Tuhan dan Gereja mengajak kita hari-hari ini untuk berhenti sejenak dan merenungkan akhir hidup kita. Sebab, akan tiba harinya ketika kita harus pergi. Kita mungkin telah membuat rencana-rencana untuk hari itu, tetapi tahukan kita bahwa hari itu akan menjadi hari terakhir hidup kita? Jika demikian, dapatkan saya menggunakan hari ini sebaik-baiknya, dapatkan saya bekerja hari ini sebaik-baiknya, seolah-olah hari ini adalah hari terakhir hidup saya? Demikian juga dalam relasi kita di rumah, dengan keluarga, dengan sahabat, dengan rekan kerja, dst. Bagaimana apabila hari ini adalah hari terakhir saya berada bersama keluarga saya? Apa yang harus saya perbuat?
Merenungkan, memikirkan kematian kita bukanlah suatu fantasi yang buruk, sebab itu adalah sebuah realitas. Itulah keindahan kematian, akan ada perjumpaan dengan Tuhan, di mana Ia akan berkata: “Datanglah, datanglah untuk diberkati oleh Bapa, datanglah bersama-Ku.” Lalu, tak ada gunanya kita berkata, “Tapi Tuhan, saya masih harus membereskan ini dan itu.” Sebab tidak ada yang sempurna.

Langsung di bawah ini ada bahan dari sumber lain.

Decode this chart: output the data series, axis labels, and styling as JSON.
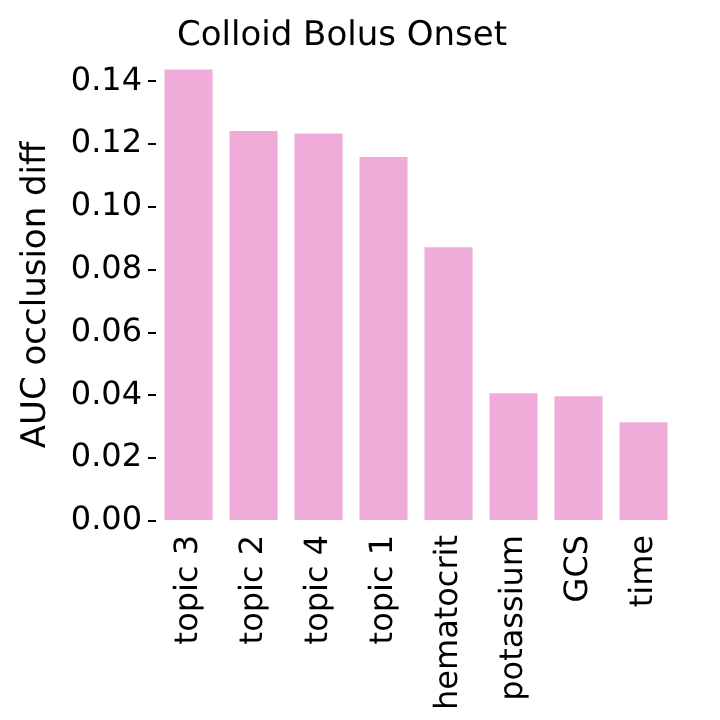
{
  "chart_data": {
    "type": "bar",
    "title": "Colloid Bolus Onset",
    "ylabel": "AUC occlusion diff",
    "categories": [
      "topic 3",
      "topic 2",
      "topic 4",
      "topic 1",
      "hematocrit",
      "potassium",
      "GCS",
      "time"
    ],
    "values": [
      0.1438,
      0.1242,
      0.1234,
      0.1159,
      0.0872,
      0.0407,
      0.0397,
      0.0314
    ],
    "color": "#efacd9",
    "ylim": [
      0,
      0.144
    ],
    "yticks": [
      {
        "value": 0,
        "label": "0.00"
      },
      {
        "value": 0.02,
        "label": "0.02"
      },
      {
        "value": 0.04,
        "label": "0.04"
      },
      {
        "value": 0.06,
        "label": "0.06"
      },
      {
        "value": 0.08,
        "label": "0.08"
      },
      {
        "value": 0.1,
        "label": "0.10"
      },
      {
        "value": 0.12,
        "label": "0.12"
      },
      {
        "value": 0.14,
        "label": "0.14"
      }
    ],
    "grid": false,
    "legend": false
  }
}
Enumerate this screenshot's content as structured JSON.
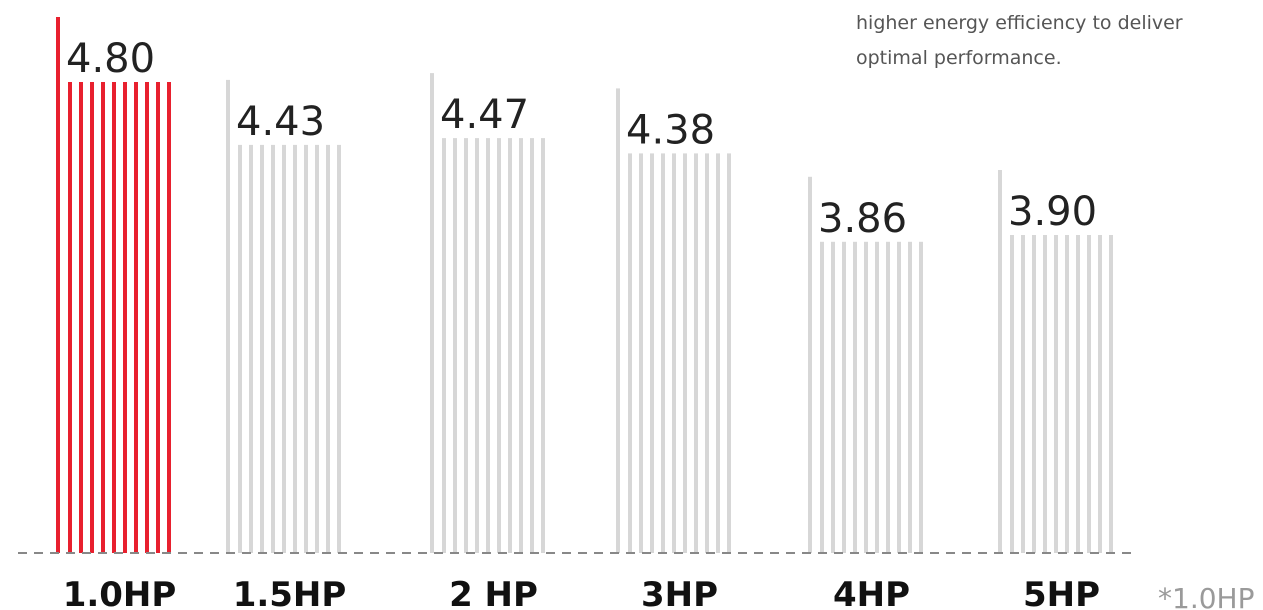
{
  "intro": {
    "line1": "higher energy efficiency to deliver",
    "line2": "optimal performance."
  },
  "footnote": "*1.0HP",
  "colors": {
    "highlight": "#e8202e",
    "bar": "#d7d7d7",
    "baseline": "#888888"
  },
  "chart_data": {
    "type": "bar",
    "categories": [
      "1.0HP",
      "1.5HP",
      "2 HP",
      "3HP",
      "4HP",
      "5HP"
    ],
    "values": [
      4.8,
      4.43,
      4.47,
      4.38,
      3.86,
      3.9
    ],
    "value_labels": [
      "4.80",
      "4.43",
      "4.47",
      "4.38",
      "3.86",
      "3.90"
    ],
    "highlight_index": 0,
    "grid": false,
    "baseline_style": "dashed"
  }
}
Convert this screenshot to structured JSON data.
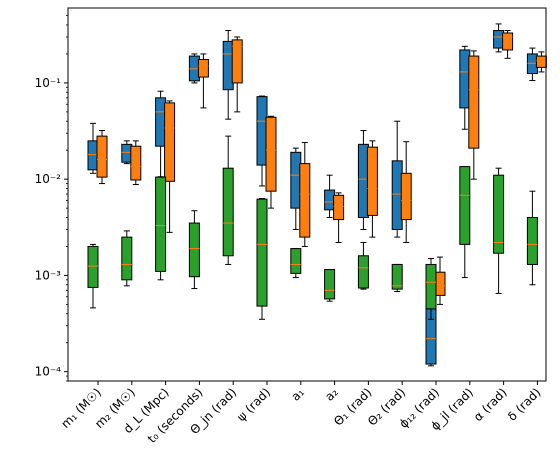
{
  "chart_data": {
    "type": "box",
    "yscale": "log",
    "ylim": [
      8e-05,
      0.6
    ],
    "yticks": [
      {
        "value": 0.0001,
        "label": "10⁻⁴"
      },
      {
        "value": 0.001,
        "label": "10⁻³"
      },
      {
        "value": 0.01,
        "label": "10⁻²"
      },
      {
        "value": 0.1,
        "label": "10⁻¹"
      }
    ],
    "categories": [
      "m₁ (M☉)",
      "m₂ (M☉)",
      "d_L (Mpc)",
      "t₀ (seconds)",
      "Θ_jn (rad)",
      "ψ (rad)",
      "a₁",
      "a₂",
      "Θ₁ (rad)",
      "Θ₂ (rad)",
      "ϕ₁₂ (rad)",
      "ϕ_jl (rad)",
      "α (rad)",
      "δ (rad)"
    ],
    "series": [
      {
        "color": "#1f77b4",
        "boxes": [
          {
            "whislo": 0.0115,
            "q1": 0.0125,
            "med": 0.018,
            "q3": 0.025,
            "whishi": 0.038
          },
          {
            "whislo": 0.0145,
            "q1": 0.015,
            "med": 0.019,
            "q3": 0.023,
            "whishi": 0.025
          },
          {
            "whislo": 0.0095,
            "q1": 0.022,
            "med": 0.05,
            "q3": 0.07,
            "whishi": 0.082
          },
          {
            "whislo": 0.1,
            "q1": 0.105,
            "med": 0.14,
            "q3": 0.19,
            "whishi": 0.2
          },
          {
            "whislo": 0.042,
            "q1": 0.085,
            "med": 0.2,
            "q3": 0.27,
            "whishi": 0.35
          },
          {
            "whislo": 0.0085,
            "q1": 0.014,
            "med": 0.04,
            "q3": 0.072,
            "whishi": 0.073
          },
          {
            "whislo": 0.003,
            "q1": 0.005,
            "med": 0.011,
            "q3": 0.019,
            "whishi": 0.021
          },
          {
            "whislo": 0.004,
            "q1": 0.0048,
            "med": 0.0058,
            "q3": 0.0077,
            "whishi": 0.011
          },
          {
            "whislo": 0.003,
            "q1": 0.004,
            "med": 0.01,
            "q3": 0.023,
            "whishi": 0.032
          },
          {
            "whislo": 0.0025,
            "q1": 0.003,
            "med": 0.007,
            "q3": 0.0155,
            "whishi": 0.04
          },
          {
            "whislo": 0.000115,
            "q1": 0.00012,
            "med": 0.00022,
            "q3": 0.00045,
            "whishi": 0.0005
          },
          {
            "whislo": 0.033,
            "q1": 0.055,
            "med": 0.13,
            "q3": 0.22,
            "whishi": 0.24
          },
          {
            "whislo": 0.21,
            "q1": 0.23,
            "med": 0.3,
            "q3": 0.35,
            "whishi": 0.41
          },
          {
            "whislo": 0.106,
            "q1": 0.125,
            "med": 0.16,
            "q3": 0.2,
            "whishi": 0.23
          }
        ]
      },
      {
        "color": "#ff7f0e",
        "boxes": [
          {
            "whislo": 0.009,
            "q1": 0.0105,
            "med": 0.016,
            "q3": 0.028,
            "whishi": 0.032
          },
          {
            "whislo": 0.0088,
            "q1": 0.0098,
            "med": 0.0135,
            "q3": 0.022,
            "whishi": 0.025
          },
          {
            "whislo": 0.0028,
            "q1": 0.0095,
            "med": 0.034,
            "q3": 0.062,
            "whishi": 0.065
          },
          {
            "whislo": 0.055,
            "q1": 0.115,
            "med": 0.15,
            "q3": 0.175,
            "whishi": 0.2
          },
          {
            "whislo": 0.05,
            "q1": 0.1,
            "med": 0.24,
            "q3": 0.28,
            "whishi": 0.3
          },
          {
            "whislo": 0.005,
            "q1": 0.0075,
            "med": 0.02,
            "q3": 0.044,
            "whishi": 0.045
          },
          {
            "whislo": 0.002,
            "q1": 0.0025,
            "med": 0.007,
            "q3": 0.0145,
            "whishi": 0.024
          },
          {
            "whislo": 0.0022,
            "q1": 0.0038,
            "med": 0.0052,
            "q3": 0.0068,
            "whishi": 0.0072
          },
          {
            "whislo": 0.0025,
            "q1": 0.0042,
            "med": 0.008,
            "q3": 0.0215,
            "whishi": 0.025
          },
          {
            "whislo": 0.0022,
            "q1": 0.0038,
            "med": 0.006,
            "q3": 0.0115,
            "whishi": 0.0245
          },
          {
            "whislo": 0.0005,
            "q1": 0.00062,
            "med": 0.00078,
            "q3": 0.00108,
            "whishi": 0.00155
          },
          {
            "whislo": 0.01,
            "q1": 0.021,
            "med": 0.085,
            "q3": 0.19,
            "whishi": 0.215
          },
          {
            "whislo": 0.18,
            "q1": 0.22,
            "med": 0.3,
            "q3": 0.33,
            "whishi": 0.35
          },
          {
            "whislo": 0.13,
            "q1": 0.145,
            "med": 0.17,
            "q3": 0.19,
            "whishi": 0.21
          }
        ]
      },
      {
        "color": "#2ca02c",
        "boxes": [
          {
            "whislo": 0.00046,
            "q1": 0.00075,
            "med": 0.00125,
            "q3": 0.002,
            "whishi": 0.0021
          },
          {
            "whislo": 0.00078,
            "q1": 0.0009,
            "med": 0.0013,
            "q3": 0.0025,
            "whishi": 0.0029
          },
          {
            "whislo": 0.0009,
            "q1": 0.0011,
            "med": 0.0033,
            "q3": 0.0105,
            "whishi": 0.0106
          },
          {
            "whislo": 0.00073,
            "q1": 0.00097,
            "med": 0.0019,
            "q3": 0.0035,
            "whishi": 0.0047
          },
          {
            "whislo": 0.0013,
            "q1": 0.0016,
            "med": 0.0035,
            "q3": 0.013,
            "whishi": 0.028
          },
          {
            "whislo": 0.00035,
            "q1": 0.00048,
            "med": 0.0021,
            "q3": 0.0062,
            "whishi": 0.0063
          },
          {
            "whislo": 0.00095,
            "q1": 0.00105,
            "med": 0.0013,
            "q3": 0.0019,
            "whishi": 0.0019
          },
          {
            "whislo": 0.00054,
            "q1": 0.00057,
            "med": 0.0007,
            "q3": 0.00115,
            "whishi": 0.00115
          },
          {
            "whislo": 0.00072,
            "q1": 0.00074,
            "med": 0.0012,
            "q3": 0.0016,
            "whishi": 0.0022
          },
          {
            "whislo": 0.00068,
            "q1": 0.00072,
            "med": 0.00078,
            "q3": 0.0013,
            "whishi": 0.0013
          },
          {
            "whislo": 0.00035,
            "q1": 0.00045,
            "med": 0.00085,
            "q3": 0.0013,
            "whishi": 0.0015
          },
          {
            "whislo": 0.00095,
            "q1": 0.0021,
            "med": 0.0068,
            "q3": 0.0135,
            "whishi": 0.0135
          },
          {
            "whislo": 0.00065,
            "q1": 0.0017,
            "med": 0.0022,
            "q3": 0.011,
            "whishi": 0.013
          },
          {
            "whislo": 0.0008,
            "q1": 0.0013,
            "med": 0.0021,
            "q3": 0.004,
            "whishi": 0.0075
          }
        ]
      }
    ],
    "median_color": "#ff7f0e",
    "grid": false,
    "legend": "none"
  }
}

Jadi, apa yang akan kita perbuat? Makan, minum dan bergembira untuk besok kita akan mati? Hidup kita di bumi ini sangat singkat, mari kita lakukan yang terbaik. Saat kita menunggu Ia memanggil, mari menjalani kehidupan yang kreatif dan bermakna. Mari berbagi berkat yang diberikan Tuhan kepada kita.